Ed è del 2019 la direttiva 790 della EU, (che dava agli stati Stati Membri fino al 7 Giugno 2021 per recepirla), sul diritto d’autore nel mercato unico digitale, dove si richiede la rimozione dei diritti connessi sulle immagini riproducenti opere delle arti visive di pubblico dominio qualora «l’atto risultante dalla riproduzione non sia di per sé opera originale», come ad esempio la riproduzione fedele che ha fatto Ravensburger per il suo puzzle.
La Commissione Europea naturalmente non agisce con imposizioni immotivate. In Italia ad esempio ha raccolto l’appello di numerose ed importanti associazioni rappresentative del settore culturale, come AIB – Associazione Italiana Biblioteche; AISA – Associazione Italiana per la promozione della Scienza Aperta; ANA – Associazione Nazionale Archeologi; ANAI – Associazione Nazionale Archivistica Italiana; ArcheoFOSS; CIA – Confederazione Italiana Archeologi; Federculture – Federazione delle Aziende e degli Enti di gestione di cultura, turismo, sport e tempo libero; ICOM Italia – International Council of Museums Italia; Wikimedia Italia; #noisiamorete; APRIL -Promouvoir et défendre le logiciel libre; Communia; Free Knowledge Advocacy Group EU (Wikimedia); Hermes Center for Transparency and Digital Human Rights; ICA – International Council on Archives.
La richiesta dei professionisti delle istituzioni ha lo scopo di promuovere l’attività di tante imprese culturali e creative, spesso giovanili e ancora più spesso non dotate di grandi mezzi economici, che potrebbero trarre vantaggi da una piena liberalizzazione.
Del resto come scriveva Giuliano Volpe su Huffington Post : “si teme la mercificazione ma non si considera che è lo Stato farsi mercante, lucrando sullo ‘sfruttamento’ dei beni culturali (con ritorni economici peraltro assai modesti, a fronte dell’aggravio di lavoro e dei costi di personale per la gestione di procedure assai bizantine), mentre dovrebbe semmai favorire lo sviluppo economico di un territorio attraverso la valorizzazione del patrimonio culturale“.
Inoltre porre ostacoli all’utilizzo all’estero delle immagini del nostro patrimonio culturale avrà il fine di marginalizzare il nostro paese.

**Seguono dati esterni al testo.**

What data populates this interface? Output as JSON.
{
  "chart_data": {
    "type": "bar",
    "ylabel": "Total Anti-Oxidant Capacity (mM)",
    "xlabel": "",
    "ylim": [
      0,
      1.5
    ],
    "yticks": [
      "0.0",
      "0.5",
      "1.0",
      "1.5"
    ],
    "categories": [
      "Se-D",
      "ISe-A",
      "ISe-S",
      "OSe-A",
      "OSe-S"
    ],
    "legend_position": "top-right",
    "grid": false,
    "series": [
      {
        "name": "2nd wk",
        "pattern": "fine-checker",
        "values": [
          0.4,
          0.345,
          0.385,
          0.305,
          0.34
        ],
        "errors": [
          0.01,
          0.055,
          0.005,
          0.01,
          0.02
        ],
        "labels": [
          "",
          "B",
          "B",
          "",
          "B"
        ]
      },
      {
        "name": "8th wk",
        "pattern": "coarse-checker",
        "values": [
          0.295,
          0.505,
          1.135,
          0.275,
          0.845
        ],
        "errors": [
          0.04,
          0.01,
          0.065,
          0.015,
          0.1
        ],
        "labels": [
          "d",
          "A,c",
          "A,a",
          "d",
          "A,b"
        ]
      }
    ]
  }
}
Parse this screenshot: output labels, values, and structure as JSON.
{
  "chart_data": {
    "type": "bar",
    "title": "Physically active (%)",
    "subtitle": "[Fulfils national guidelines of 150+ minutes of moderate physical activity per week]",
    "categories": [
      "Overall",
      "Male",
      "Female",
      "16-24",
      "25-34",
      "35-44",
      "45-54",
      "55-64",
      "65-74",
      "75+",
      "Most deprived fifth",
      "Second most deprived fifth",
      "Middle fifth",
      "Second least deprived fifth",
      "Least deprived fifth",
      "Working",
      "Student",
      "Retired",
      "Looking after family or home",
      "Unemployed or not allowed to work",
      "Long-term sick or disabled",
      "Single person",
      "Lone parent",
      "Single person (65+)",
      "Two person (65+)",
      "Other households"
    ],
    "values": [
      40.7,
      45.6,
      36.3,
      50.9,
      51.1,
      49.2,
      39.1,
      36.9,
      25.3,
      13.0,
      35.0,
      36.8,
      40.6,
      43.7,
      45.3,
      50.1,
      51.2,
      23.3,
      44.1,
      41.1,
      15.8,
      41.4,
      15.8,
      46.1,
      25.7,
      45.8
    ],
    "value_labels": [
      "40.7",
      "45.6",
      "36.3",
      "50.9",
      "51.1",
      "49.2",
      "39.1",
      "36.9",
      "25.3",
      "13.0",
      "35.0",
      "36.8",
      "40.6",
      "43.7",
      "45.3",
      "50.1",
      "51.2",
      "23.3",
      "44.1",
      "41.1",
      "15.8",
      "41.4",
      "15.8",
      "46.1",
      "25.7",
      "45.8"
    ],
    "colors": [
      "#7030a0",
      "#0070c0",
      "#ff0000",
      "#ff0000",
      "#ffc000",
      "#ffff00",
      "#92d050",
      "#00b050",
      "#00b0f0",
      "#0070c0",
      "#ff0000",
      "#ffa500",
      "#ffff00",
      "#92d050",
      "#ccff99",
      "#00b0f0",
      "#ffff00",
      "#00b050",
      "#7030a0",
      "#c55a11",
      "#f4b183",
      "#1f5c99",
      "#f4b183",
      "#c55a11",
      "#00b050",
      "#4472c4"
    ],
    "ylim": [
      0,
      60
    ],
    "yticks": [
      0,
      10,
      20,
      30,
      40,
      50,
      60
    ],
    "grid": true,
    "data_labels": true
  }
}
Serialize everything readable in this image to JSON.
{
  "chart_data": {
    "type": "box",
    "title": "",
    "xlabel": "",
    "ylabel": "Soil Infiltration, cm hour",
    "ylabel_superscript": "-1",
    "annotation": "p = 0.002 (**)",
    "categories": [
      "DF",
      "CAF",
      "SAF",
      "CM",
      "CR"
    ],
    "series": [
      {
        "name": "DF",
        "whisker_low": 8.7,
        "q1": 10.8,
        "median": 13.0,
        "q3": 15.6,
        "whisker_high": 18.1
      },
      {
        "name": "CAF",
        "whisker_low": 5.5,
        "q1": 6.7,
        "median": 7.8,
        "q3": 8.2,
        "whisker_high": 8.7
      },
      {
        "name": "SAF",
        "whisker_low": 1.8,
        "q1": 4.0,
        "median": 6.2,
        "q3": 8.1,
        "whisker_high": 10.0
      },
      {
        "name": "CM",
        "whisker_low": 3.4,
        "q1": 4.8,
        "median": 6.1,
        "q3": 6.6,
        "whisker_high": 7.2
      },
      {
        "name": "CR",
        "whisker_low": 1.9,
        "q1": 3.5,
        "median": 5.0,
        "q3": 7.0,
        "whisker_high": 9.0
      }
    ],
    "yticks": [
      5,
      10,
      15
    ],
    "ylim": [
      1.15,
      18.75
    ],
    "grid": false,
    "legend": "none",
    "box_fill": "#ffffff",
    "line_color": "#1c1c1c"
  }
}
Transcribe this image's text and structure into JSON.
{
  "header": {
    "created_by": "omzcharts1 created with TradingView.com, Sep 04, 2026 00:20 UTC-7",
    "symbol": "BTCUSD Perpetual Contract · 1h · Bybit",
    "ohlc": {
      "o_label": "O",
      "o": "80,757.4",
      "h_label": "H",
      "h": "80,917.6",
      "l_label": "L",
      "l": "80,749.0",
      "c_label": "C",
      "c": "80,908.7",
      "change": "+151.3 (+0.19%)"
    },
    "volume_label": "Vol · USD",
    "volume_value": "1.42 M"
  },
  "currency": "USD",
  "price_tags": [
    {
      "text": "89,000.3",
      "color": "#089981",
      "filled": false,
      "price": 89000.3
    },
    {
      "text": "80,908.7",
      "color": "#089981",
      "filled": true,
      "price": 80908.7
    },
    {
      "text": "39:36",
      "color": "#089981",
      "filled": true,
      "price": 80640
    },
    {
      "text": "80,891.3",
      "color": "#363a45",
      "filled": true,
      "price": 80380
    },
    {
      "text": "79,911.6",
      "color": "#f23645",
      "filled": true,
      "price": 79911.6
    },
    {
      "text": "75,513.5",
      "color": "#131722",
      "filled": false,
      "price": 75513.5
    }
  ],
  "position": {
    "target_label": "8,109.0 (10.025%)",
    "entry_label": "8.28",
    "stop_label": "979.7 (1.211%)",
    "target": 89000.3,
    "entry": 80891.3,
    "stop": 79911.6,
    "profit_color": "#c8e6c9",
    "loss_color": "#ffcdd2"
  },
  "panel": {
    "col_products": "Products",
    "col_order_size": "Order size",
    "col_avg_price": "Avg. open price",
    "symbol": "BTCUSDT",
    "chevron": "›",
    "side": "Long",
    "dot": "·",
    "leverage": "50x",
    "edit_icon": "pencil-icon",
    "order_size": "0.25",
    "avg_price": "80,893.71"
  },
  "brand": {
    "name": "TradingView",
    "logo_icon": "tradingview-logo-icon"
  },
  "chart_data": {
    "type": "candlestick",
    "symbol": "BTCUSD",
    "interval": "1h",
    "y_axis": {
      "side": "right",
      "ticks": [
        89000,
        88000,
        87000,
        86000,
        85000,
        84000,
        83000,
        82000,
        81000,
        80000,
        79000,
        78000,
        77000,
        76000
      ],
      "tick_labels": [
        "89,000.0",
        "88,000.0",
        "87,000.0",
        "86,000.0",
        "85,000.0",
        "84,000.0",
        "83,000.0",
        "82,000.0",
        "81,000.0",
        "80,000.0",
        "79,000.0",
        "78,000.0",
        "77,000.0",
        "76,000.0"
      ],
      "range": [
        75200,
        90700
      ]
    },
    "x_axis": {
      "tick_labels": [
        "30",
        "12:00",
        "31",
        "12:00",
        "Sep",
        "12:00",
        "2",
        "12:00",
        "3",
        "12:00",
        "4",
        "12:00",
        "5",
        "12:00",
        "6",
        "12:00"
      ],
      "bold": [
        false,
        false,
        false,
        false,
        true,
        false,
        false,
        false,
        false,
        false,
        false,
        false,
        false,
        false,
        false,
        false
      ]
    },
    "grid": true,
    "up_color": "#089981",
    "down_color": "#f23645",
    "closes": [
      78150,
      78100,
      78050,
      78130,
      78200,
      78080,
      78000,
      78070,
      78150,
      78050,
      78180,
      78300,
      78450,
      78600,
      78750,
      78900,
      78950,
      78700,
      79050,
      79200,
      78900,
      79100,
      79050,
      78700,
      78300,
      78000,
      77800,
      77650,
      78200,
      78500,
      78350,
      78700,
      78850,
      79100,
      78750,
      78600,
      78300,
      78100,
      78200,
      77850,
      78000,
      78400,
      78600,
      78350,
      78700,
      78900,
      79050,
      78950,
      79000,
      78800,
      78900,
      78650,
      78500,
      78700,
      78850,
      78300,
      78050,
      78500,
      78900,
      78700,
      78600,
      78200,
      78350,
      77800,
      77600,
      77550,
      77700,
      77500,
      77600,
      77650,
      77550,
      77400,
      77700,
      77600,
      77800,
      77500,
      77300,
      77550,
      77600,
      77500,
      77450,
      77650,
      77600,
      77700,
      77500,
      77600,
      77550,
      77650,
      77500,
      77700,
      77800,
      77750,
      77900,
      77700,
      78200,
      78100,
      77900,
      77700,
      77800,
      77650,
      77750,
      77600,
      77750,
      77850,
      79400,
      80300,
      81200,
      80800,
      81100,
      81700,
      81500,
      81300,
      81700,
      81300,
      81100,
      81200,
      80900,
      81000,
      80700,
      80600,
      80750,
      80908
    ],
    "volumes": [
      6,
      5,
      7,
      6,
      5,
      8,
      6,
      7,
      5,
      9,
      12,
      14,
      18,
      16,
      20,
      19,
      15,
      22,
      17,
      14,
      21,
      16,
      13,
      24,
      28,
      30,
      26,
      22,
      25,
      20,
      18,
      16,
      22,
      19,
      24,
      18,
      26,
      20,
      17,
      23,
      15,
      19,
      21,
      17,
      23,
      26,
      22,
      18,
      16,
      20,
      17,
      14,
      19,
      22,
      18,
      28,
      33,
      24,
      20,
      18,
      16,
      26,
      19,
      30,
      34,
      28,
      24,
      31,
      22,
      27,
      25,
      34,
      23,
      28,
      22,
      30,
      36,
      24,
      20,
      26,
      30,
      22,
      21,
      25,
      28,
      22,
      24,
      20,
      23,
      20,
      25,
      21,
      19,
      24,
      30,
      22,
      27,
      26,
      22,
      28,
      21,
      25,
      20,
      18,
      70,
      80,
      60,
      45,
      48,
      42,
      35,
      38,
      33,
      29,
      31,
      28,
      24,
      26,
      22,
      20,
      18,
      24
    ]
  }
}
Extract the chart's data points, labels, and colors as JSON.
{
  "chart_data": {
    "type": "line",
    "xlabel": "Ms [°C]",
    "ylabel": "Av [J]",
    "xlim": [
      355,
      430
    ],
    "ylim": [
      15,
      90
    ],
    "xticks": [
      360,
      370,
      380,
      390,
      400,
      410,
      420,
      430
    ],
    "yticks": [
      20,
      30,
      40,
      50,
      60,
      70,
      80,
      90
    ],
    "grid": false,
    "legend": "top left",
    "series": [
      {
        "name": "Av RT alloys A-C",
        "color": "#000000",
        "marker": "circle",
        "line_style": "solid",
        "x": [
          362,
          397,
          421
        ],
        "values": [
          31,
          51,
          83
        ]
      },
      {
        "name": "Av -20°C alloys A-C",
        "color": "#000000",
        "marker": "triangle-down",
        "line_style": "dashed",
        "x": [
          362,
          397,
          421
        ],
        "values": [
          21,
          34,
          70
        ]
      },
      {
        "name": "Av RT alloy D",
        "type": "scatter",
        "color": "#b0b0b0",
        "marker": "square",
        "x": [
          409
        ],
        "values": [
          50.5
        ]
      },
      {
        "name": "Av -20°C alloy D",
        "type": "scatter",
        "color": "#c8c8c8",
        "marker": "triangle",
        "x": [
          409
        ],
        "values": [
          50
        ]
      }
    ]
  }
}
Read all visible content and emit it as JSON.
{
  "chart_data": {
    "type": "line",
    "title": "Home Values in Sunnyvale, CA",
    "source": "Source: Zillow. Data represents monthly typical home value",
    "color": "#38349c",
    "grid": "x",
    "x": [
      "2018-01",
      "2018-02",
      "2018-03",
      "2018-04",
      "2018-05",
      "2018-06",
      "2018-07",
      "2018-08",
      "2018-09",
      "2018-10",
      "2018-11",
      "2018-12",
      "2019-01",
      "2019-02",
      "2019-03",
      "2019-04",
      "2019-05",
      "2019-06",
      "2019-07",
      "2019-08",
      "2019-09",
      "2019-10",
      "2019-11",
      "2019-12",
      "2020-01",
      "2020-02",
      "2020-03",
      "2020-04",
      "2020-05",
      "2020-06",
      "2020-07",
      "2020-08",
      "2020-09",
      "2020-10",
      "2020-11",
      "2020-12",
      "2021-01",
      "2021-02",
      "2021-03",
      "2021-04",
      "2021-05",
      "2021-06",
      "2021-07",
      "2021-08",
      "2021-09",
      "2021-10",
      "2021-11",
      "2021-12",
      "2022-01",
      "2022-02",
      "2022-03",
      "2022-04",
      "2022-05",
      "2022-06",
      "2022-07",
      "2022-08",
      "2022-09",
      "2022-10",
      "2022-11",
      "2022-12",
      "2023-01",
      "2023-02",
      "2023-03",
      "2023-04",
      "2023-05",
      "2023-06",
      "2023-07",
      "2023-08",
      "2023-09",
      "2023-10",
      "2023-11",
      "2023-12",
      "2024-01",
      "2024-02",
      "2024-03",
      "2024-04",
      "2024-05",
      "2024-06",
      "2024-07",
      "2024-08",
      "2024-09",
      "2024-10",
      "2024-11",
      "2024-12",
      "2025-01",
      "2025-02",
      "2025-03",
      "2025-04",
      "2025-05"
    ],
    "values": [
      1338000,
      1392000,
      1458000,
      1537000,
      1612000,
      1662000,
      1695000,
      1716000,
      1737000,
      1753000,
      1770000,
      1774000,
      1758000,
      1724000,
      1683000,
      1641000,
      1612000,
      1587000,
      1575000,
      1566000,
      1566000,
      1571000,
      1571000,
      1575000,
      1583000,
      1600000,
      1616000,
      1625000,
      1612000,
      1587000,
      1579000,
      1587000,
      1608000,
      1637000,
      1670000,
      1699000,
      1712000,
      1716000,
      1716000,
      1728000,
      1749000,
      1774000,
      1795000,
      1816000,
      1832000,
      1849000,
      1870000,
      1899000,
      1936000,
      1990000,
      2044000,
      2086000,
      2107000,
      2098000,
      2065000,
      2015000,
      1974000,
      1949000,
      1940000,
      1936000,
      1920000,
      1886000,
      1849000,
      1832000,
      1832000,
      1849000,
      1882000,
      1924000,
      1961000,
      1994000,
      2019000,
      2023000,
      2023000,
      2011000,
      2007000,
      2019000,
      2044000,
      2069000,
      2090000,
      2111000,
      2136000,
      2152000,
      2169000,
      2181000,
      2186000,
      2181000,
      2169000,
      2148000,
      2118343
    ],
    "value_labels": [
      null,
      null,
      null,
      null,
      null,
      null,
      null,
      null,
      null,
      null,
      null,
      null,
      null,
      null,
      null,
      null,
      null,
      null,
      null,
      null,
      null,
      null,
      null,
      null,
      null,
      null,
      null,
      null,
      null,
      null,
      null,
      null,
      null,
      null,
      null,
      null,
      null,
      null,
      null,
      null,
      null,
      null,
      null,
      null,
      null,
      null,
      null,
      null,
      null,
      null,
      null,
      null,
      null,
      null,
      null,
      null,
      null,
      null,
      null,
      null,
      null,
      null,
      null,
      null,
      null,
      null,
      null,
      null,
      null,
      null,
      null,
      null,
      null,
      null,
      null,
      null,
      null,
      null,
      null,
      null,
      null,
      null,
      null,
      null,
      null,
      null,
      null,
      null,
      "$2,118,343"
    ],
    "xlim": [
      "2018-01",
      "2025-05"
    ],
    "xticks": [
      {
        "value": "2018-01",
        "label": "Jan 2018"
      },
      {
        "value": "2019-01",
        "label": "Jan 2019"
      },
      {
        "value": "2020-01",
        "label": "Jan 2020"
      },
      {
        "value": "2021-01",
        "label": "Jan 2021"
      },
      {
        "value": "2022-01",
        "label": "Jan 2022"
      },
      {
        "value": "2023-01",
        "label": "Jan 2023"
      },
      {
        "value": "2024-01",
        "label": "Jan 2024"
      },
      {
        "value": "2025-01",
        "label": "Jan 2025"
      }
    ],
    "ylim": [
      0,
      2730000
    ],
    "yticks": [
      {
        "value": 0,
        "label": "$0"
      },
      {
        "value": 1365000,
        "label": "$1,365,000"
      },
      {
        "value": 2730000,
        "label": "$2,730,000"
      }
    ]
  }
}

Invece dell’immagine dell’Uomo Vitruviano, ad esempio, si utilizzerà l’immagine della “Donna con l’orecchino di perla” di Vermeer, artista sicuramente inferiore a Leonardo, su cui però l’Olanda è riuscita a creare un’aspettativa tale da ottenere per la prima volta nella storia il sold out di una mostra prima ancora della sua apertura, mentre, ricordiamo, noi non siamo riusciti neanche a fare una mostra seria su Leonardo nell’anno del cinquecentenario.
Le nostre opere spariranno dall’immaginario collettivo e questo comporterà una diminuzione del nostro “appeal”, meno sollecitazioni a visitarli e quindi meno turisti, che sono il vero motore economico del settore culturale.
I principi di della Convenzione di Faro, ratificata dal Parlamento, che hanno riconosciuto il diritto, individuale e collettivo «a trarre beneficio dal patrimonio culturale e a contribuire al suo arricchimento» (art. 4) e favorisce i processi di sviluppo economico, oltre che politico, sociale e culturale (art. 8) hanno infatti ispirato un numero crescente di istituti culturali in tutto il mondo, come la Library of Congress o la New York Public Library, il Getty Research Institute, il Rijksmuseum, la Biblioteca Nazionale di Spagna, il Museo Nazionale di Stoccolma e la Galleria Nazionale di Danimarca che ha adottato lo slogan: It’s your cultural heritage. Use it!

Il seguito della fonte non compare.